The hunt for Max Lord takes a back seat this issue as the threat to the League comes from one of their own. Trauma has dialled Ice several notches up on the power scale and she's lost her mind. Can Fire and Rocket Redstop her, or will they be transformed into the Justice Popsicles?
While Bea and Gavril fight for their friend's, and their own, lives, writer Judd Winick gives us a parallel tale, the secret history of Ice. It seems that Tora Olafsdottir isn't actually an ice goddess born, she's from a Roma family with criminal ways. How her true background became hidden is the crux of an emotional tale which suggests there's a good reason for Ice's traditionally gentle manner.
With efficiency and style, Winick gives Ice a makeover in the looks and powers department; how far the change will extend to her personality remains to be seen, but 'The Cold Truth' is an entertaining tangent from the Max Lord storyline that's given this book its purpose. Fire does speculate that the psychic Lord is behind the scarier Ice, but the JLA's former organiser is strictly a backstage presence this issue, seen neitherin the main storyline, nor the few pages devoted to Captain Atom, Blue Beetle and Booster Gold.
Fernando Dagnino is in the pencilling chair, providing suitably intense layouts for the action scenes.

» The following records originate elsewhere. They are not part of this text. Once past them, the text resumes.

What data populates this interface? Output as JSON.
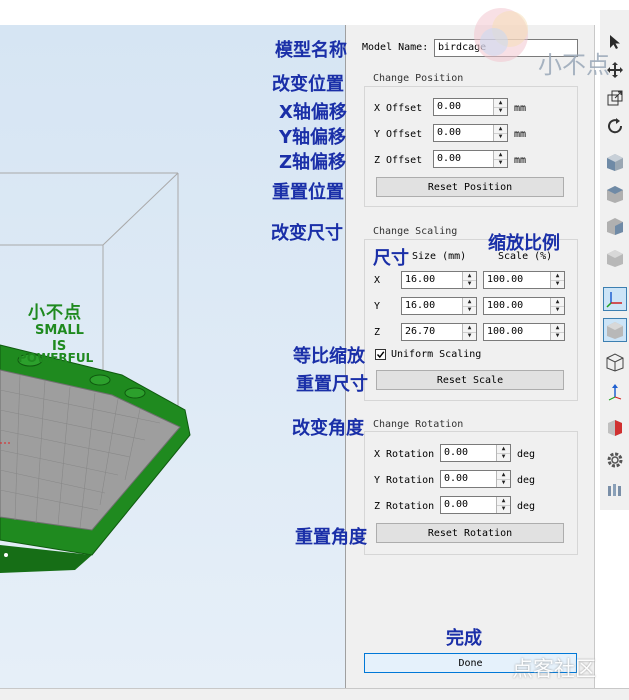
{
  "annotations": {
    "model_name": "模型名称",
    "change_position": "改变位置",
    "x_offset": "X轴偏移",
    "y_offset": "Y轴偏移",
    "z_offset": "Z轴偏移",
    "reset_position": "重置位置",
    "change_size": "改变尺寸",
    "size": "尺寸",
    "scale_ratio": "缩放比例",
    "uniform_scaling": "等比缩放",
    "reset_size": "重置尺寸",
    "change_angle": "改变角度",
    "reset_angle": "重置角度",
    "done": "完成"
  },
  "model": {
    "label": "Model Name:",
    "value": "birdcage"
  },
  "position": {
    "title": "Change Position",
    "rows": [
      {
        "label": "X Offset",
        "value": "0.00",
        "unit": "mm"
      },
      {
        "label": "Y Offset",
        "value": "0.00",
        "unit": "mm"
      },
      {
        "label": "Z Offset",
        "value": "0.00",
        "unit": "mm"
      }
    ],
    "reset_label": "Reset Position"
  },
  "scaling": {
    "title": "Change Scaling",
    "size_header": "Size (mm)",
    "scale_header": "Scale (%)",
    "rows": [
      {
        "axis": "X",
        "size": "16.00",
        "scale": "100.00"
      },
      {
        "axis": "Y",
        "size": "16.00",
        "scale": "100.00"
      },
      {
        "axis": "Z",
        "size": "26.70",
        "scale": "100.00"
      }
    ],
    "uniform_label": "Uniform Scaling",
    "uniform_checked": true,
    "reset_label": "Reset Scale"
  },
  "rotation": {
    "title": "Change Rotation",
    "rows": [
      {
        "label": "X Rotation",
        "value": "0.00",
        "unit": "deg"
      },
      {
        "label": "Y Rotation",
        "value": "0.00",
        "unit": "deg"
      },
      {
        "label": "Z Rotation",
        "value": "0.00",
        "unit": "deg"
      }
    ],
    "reset_label": "Reset Rotation"
  },
  "done_label": "Done",
  "viewport": {
    "model_text": [
      "小不点",
      "SMALL",
      "IS",
      "POWERFUL"
    ]
  },
  "watermarks": {
    "top_right": "小不点",
    "bottom_right": "点客社区"
  },
  "toolbar_icons": [
    "select-arrow-icon",
    "move-icon",
    "scale-icon",
    "rotate-icon",
    "view-cube-front-icon",
    "view-cube-top-icon",
    "view-cube-side-icon",
    "view-cube-iso-icon",
    "axis-icon",
    "view-cube-selected-icon",
    "wireframe-cube-icon",
    "z-axis-icon",
    "section-icon",
    "settings-gear-icon",
    "support-icon"
  ],
  "colors": {
    "annotation": "#1a2fa8",
    "model_green": "#1f8a1f",
    "bed_gray": "#9e9e9e",
    "viewport_bg": "#d6e5f3",
    "done_border": "#0078d7"
  }
}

Ice's harsher look works, while the rest of the heroes pulsate with power. And the quieter flashbacks benefit from Dagnino's talent for imbuing characters with emotion. Inker Raul Fernando does himself credit, while colour house Hi-Fi and letterer Travis Lanham weave their own magic. A thoroughly enjoyable superhero comic is topped off by another attractive Cliff Chiang cover.
Two weeks to the next issue, featuring the tedious Magog, but with the form this comic regularly finds, I'm almost certain to enjoy even him.